The company has posted a pre-tax loss of just under £1m for the year to the end of March 2017 (2016: £260,000 loss) on a turnover of £10.45m (2016: £10.77m).

As a result the company is reducing non-executive director annual pay by 25%, from £20,000 to £15,000, whilst reducing the Chairperson pay by 50%, from £30,000 to £15,000.

Chairman Jan-Hendrik Mohr said: “Performance of Grafenia and the non-executives has not been sufficient for some years now and we feel it is appropriate to first show we are worth any money before thinking about raising our compensation!”

The company also said it was looking at how to make better use of being stock market listed given that regulation requires it to “retain a small army of advisers” which “cause a perverse situation where most of our current operational profit is consumed by the cost of being a public company”.

After 10 years it has also changed is auditor from KPMG to the Manchester office of RSM.

But there was positive progress – during the year Grafenia’s Nettl UK Web Studio network doubled to over 110 locations, while 30 new printing.com locations opened.

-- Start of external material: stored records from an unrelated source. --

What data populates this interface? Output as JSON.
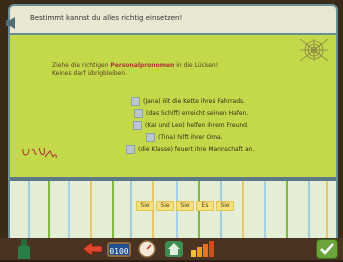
{
  "header": {
    "title": "Bestimmt kannst du alles richtig einsetzen!"
  },
  "instructions": {
    "line1_pre": "Ziehe die richtigen ",
    "line1_emph": "Personalpronomen",
    "line1_post": " in die Lücken!",
    "line2": "Keines darf übrigbleiben."
  },
  "tasks": [
    "(Jana) ölt die Kette ihres Fahrrads.",
    "(das Schiff) erreicht seinen Hafen.",
    "(Kai und Leo) helfen ihrem Freund.",
    "(Tina) hilft ihrer Oma.",
    "(die Klasse) feuert ihre Mannschaft an."
  ],
  "chips": [
    "Sie",
    "Sie",
    "Sie",
    "Es",
    "Sie"
  ],
  "toolbar": {
    "clock": "0100"
  },
  "colors": {
    "panel": "#c4d94a",
    "accent": "#b0303a",
    "frame": "#6b8d94"
  }
}
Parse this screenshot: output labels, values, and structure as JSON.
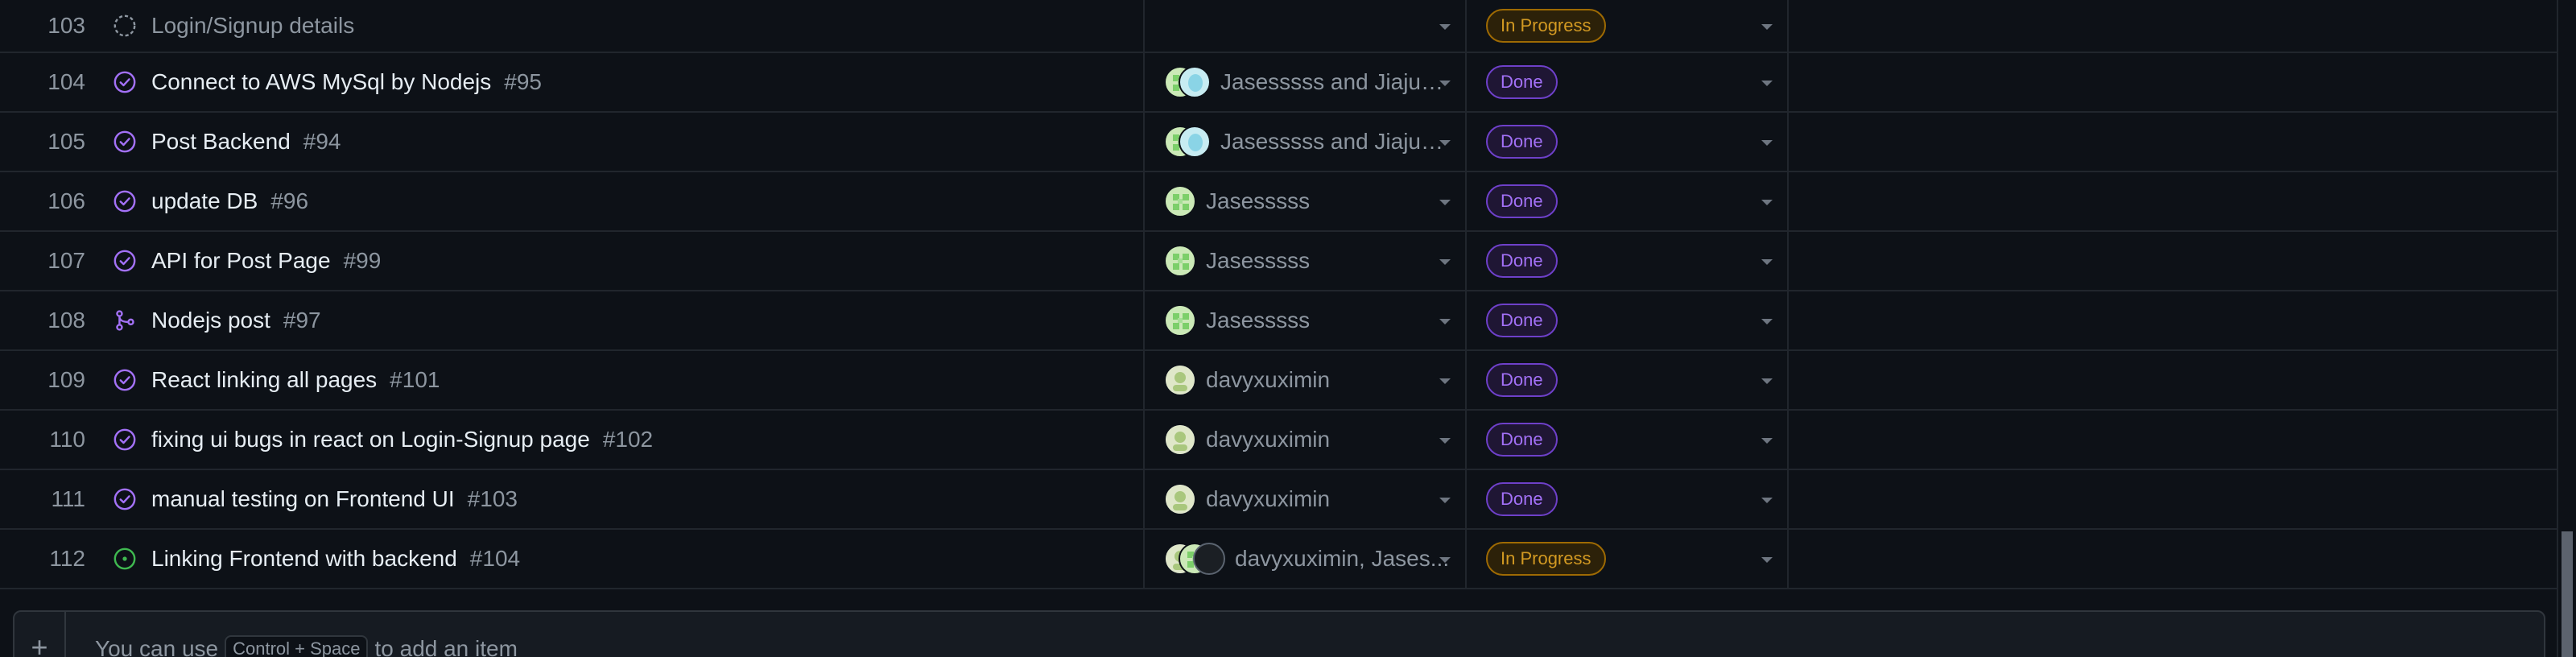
{
  "rows": [
    {
      "num": "103",
      "icon": "draft-issue-icon",
      "title": "Login/Signup details",
      "issue": "",
      "assignees": [],
      "assignee_text": "",
      "status": "In Progress",
      "status_type": "inprogress"
    },
    {
      "num": "104",
      "icon": "closed-issue-icon",
      "title": "Connect to AWS MySql by Nodejs",
      "issue": "#95",
      "assignees": [
        "green",
        "teal"
      ],
      "assignee_text": "Jasesssss and Jiajun...",
      "status": "Done",
      "status_type": "done"
    },
    {
      "num": "105",
      "icon": "closed-issue-icon",
      "title": "Post Backend",
      "issue": "#94",
      "assignees": [
        "green",
        "teal"
      ],
      "assignee_text": "Jasesssss and Jiajun...",
      "status": "Done",
      "status_type": "done"
    },
    {
      "num": "106",
      "icon": "closed-issue-icon",
      "title": "update DB",
      "issue": "#96",
      "assignees": [
        "green"
      ],
      "assignee_text": "Jasesssss",
      "status": "Done",
      "status_type": "done"
    },
    {
      "num": "107",
      "icon": "closed-issue-icon",
      "title": "API for Post Page",
      "issue": "#99",
      "assignees": [
        "green"
      ],
      "assignee_text": "Jasesssss",
      "status": "Done",
      "status_type": "done"
    },
    {
      "num": "108",
      "icon": "merged-pr-icon",
      "title": "Nodejs post",
      "issue": "#97",
      "assignees": [
        "green"
      ],
      "assignee_text": "Jasesssss",
      "status": "Done",
      "status_type": "done"
    },
    {
      "num": "109",
      "icon": "closed-issue-icon",
      "title": "React linking all pages",
      "issue": "#101",
      "assignees": [
        "face"
      ],
      "assignee_text": "davyxuximin",
      "status": "Done",
      "status_type": "done"
    },
    {
      "num": "110",
      "icon": "closed-issue-icon",
      "title": "fixing ui bugs in react on Login-Signup page",
      "issue": "#102",
      "assignees": [
        "face"
      ],
      "assignee_text": "davyxuximin",
      "status": "Done",
      "status_type": "done"
    },
    {
      "num": "111",
      "icon": "closed-issue-icon",
      "title": "manual testing on Frontend UI",
      "issue": "#103",
      "assignees": [
        "face"
      ],
      "assignee_text": "davyxuximin",
      "status": "Done",
      "status_type": "done"
    },
    {
      "num": "112",
      "icon": "open-issue-icon",
      "title": "Linking Frontend with backend",
      "issue": "#104",
      "assignees": [
        "face",
        "green",
        "dark"
      ],
      "assignee_text": "davyxuximin, Jases...",
      "status": "In Progress",
      "status_type": "inprogress"
    }
  ],
  "add_item": {
    "plus": "+",
    "hint_before": "You can use",
    "shortcut": "Control + Space",
    "hint_after": "to add an item"
  },
  "colors": {
    "done": "#a371f7",
    "in_progress": "#d29922",
    "open": "#3fb950",
    "background": "#0d1117"
  }
}
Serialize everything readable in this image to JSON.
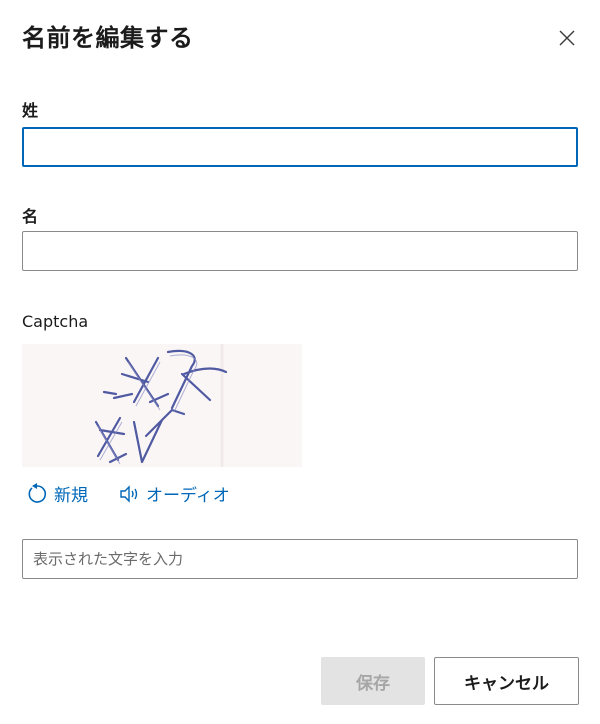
{
  "dialog": {
    "title": "名前を編集する",
    "close_icon": "close-icon"
  },
  "fields": {
    "last_name_label": "姓",
    "last_name_value": "",
    "first_name_label": "名",
    "first_name_value": ""
  },
  "captcha": {
    "label": "Captcha",
    "refresh_label": "新規",
    "refresh_icon": "refresh-icon",
    "audio_label": "オーディオ",
    "audio_icon": "speaker-icon",
    "input_placeholder": "表示された文字を入力"
  },
  "buttons": {
    "save_label": "保存",
    "cancel_label": "キャンセル"
  },
  "colors": {
    "accent": "#0067b8",
    "text": "#1b1b1b",
    "border": "#8a8a8a",
    "disabled_bg": "#e3e3e3",
    "disabled_text": "#a6a6a6",
    "captcha_ink": "#3e4a9a"
  }
}
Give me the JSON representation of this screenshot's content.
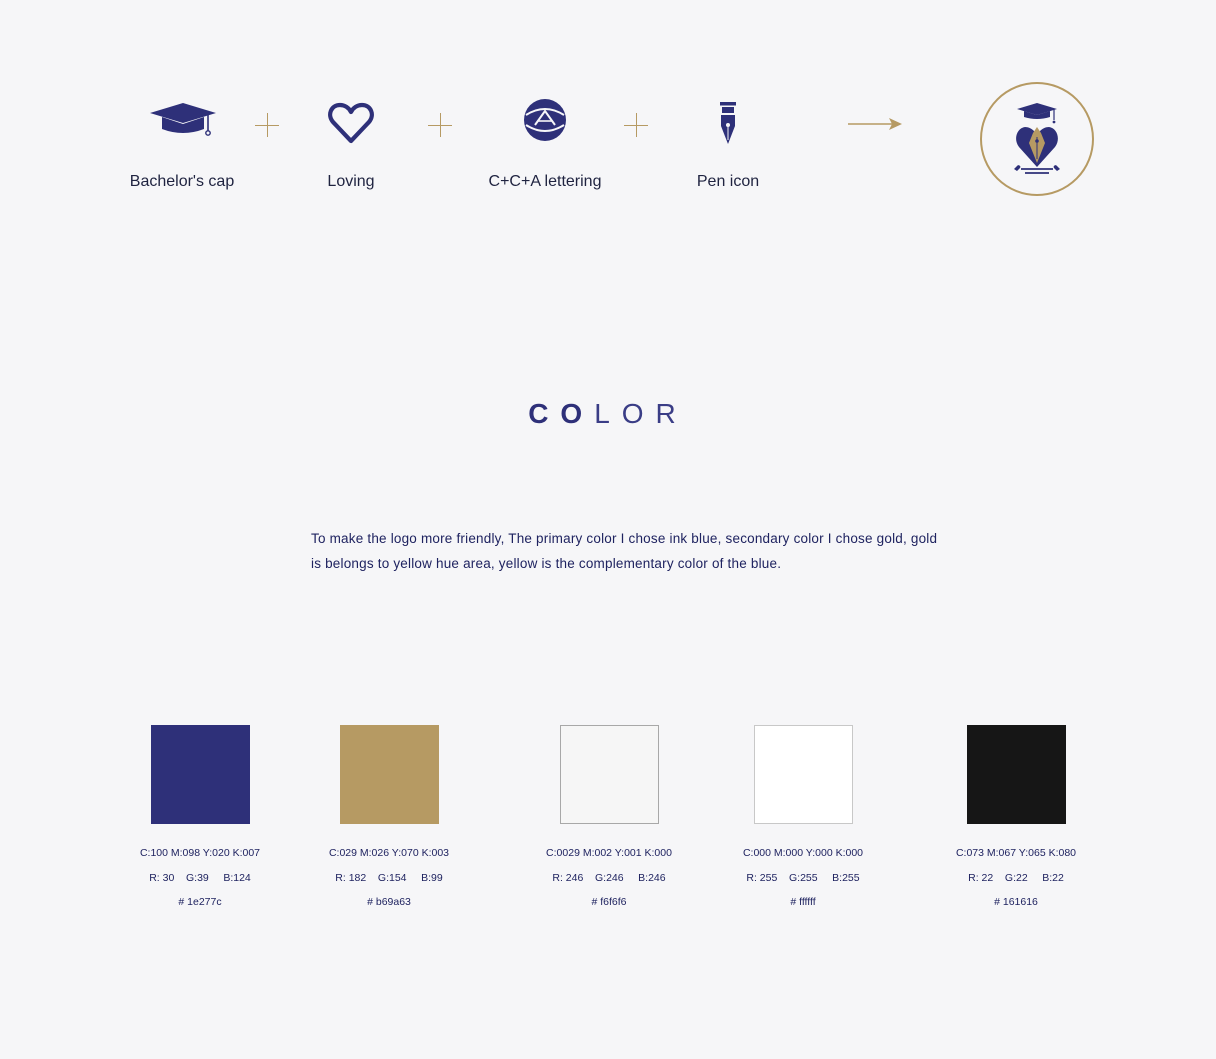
{
  "elements": [
    {
      "label": "Bachelor's cap"
    },
    {
      "label": "Loving"
    },
    {
      "label": "C+C+A lettering"
    },
    {
      "label": "Pen icon"
    }
  ],
  "section_title": {
    "part_bold": "CO",
    "part_light": "LOR"
  },
  "description": "To make the logo more friendly, The primary color I chose ink blue, secondary color I chose gold,  gold is belongs to yellow hue area, yellow is the complementary color of the blue.",
  "swatches": [
    {
      "cmyk": "C:100 M:098 Y:020 K:007",
      "rgb": "R: 30    G:39     B:124",
      "hex": "# 1e277c",
      "color": "#2e3079",
      "border": "none"
    },
    {
      "cmyk": "C:029 M:026 Y:070 K:003",
      "rgb": "R: 182    G:154     B:99",
      "hex": "# b69a63",
      "color": "#b69a63",
      "border": "none"
    },
    {
      "cmyk": "C:0029 M:002 Y:001 K:000",
      "rgb": "R: 246    G:246     B:246",
      "hex": "# f6f6f6",
      "color": "#f6f6f6",
      "border": "#a8a8a8"
    },
    {
      "cmyk": "C:000 M:000 Y:000 K:000",
      "rgb": "R: 255    G:255     B:255",
      "hex": "# ffffff",
      "color": "#ffffff",
      "border": "#c8c8c8"
    },
    {
      "cmyk": "C:073 M:067 Y:065 K:080",
      "rgb": "R: 22    G:22     B:22",
      "hex": "# 161616",
      "color": "#161616",
      "border": "none"
    }
  ],
  "colors": {
    "ink_blue": "#2e3079",
    "gold": "#b69a63",
    "background": "#f6f6f8"
  },
  "icons": [
    "graduation-cap-icon",
    "heart-icon",
    "cca-lettering-icon",
    "fountain-pen-icon",
    "arrow-right-icon",
    "combined-logo-icon"
  ]
}
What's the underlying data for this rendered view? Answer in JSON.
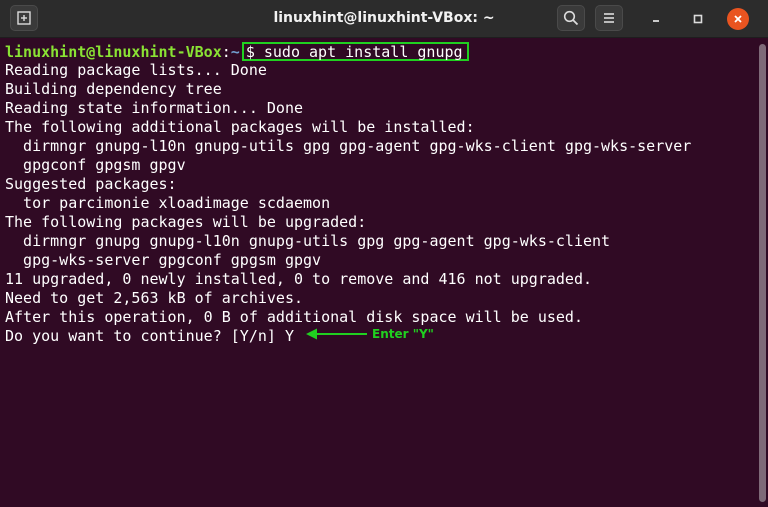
{
  "window": {
    "title": "linuxhint@linuxhint-VBox: ~"
  },
  "titlebar": {
    "new_tab_icon": "new-tab-icon",
    "search_icon": "search-icon",
    "menu_icon": "hamburger-menu-icon",
    "minimize_icon": "minimize-icon",
    "maximize_icon": "maximize-icon",
    "close_icon": "close-icon"
  },
  "terminal": {
    "prompt": {
      "user_host": "linuxhint@linuxhint-VBox",
      "colon": ":",
      "path": "~",
      "symbol": "$",
      "command": "sudo apt install gnupg"
    },
    "lines": [
      "Reading package lists... Done",
      "Building dependency tree",
      "Reading state information... Done",
      "The following additional packages will be installed:",
      "  dirmngr gnupg-l10n gnupg-utils gpg gpg-agent gpg-wks-client gpg-wks-server",
      "  gpgconf gpgsm gpgv",
      "Suggested packages:",
      "  tor parcimonie xloadimage scdaemon",
      "The following packages will be upgraded:",
      "  dirmngr gnupg gnupg-l10n gnupg-utils gpg gpg-agent gpg-wks-client",
      "  gpg-wks-server gpgconf gpgsm gpgv",
      "11 upgraded, 0 newly installed, 0 to remove and 416 not upgraded.",
      "Need to get 2,563 kB of archives.",
      "After this operation, 0 B of additional disk space will be used.",
      "Do you want to continue? [Y/n] Y"
    ],
    "annotation": "Enter \"Y\""
  },
  "colors": {
    "terminal_bg": "#300a24",
    "titlebar_bg": "#2c2c2c",
    "highlight_green": "#20d020",
    "prompt_user": "#8ae234",
    "prompt_path": "#729fcf",
    "close_button": "#e95420"
  }
}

Mohr said that the company remains “in transition”. He admitted that the company’s print revenues and profits have been declining for years, driven by pricing pressures, but said the company has enjoyed a strong increase in license revenues from partners subscriptions, especially under the Nettl web studio banner.

He added: “Nettl has been very well received and we continue to expect increasing license fee contribution as we add new partners. To drive network growth, we have expanded our sales team to find more Nettl partners. This has had a negative impact on our profitability in the short term.

“However, we view this as an excellent investment as the cost of acquisition, relative to the customer lifetime value of signing new partners, have proven highly attractive. “

Looking ahead to the current financial year, Grafenia said the outlook for print products is uncertain and trading remains tough, however it was upbeat about the opportunity to scale up Nettl, adding that it is increasingly encountering potential partner opportunities to sell the concept in international markets.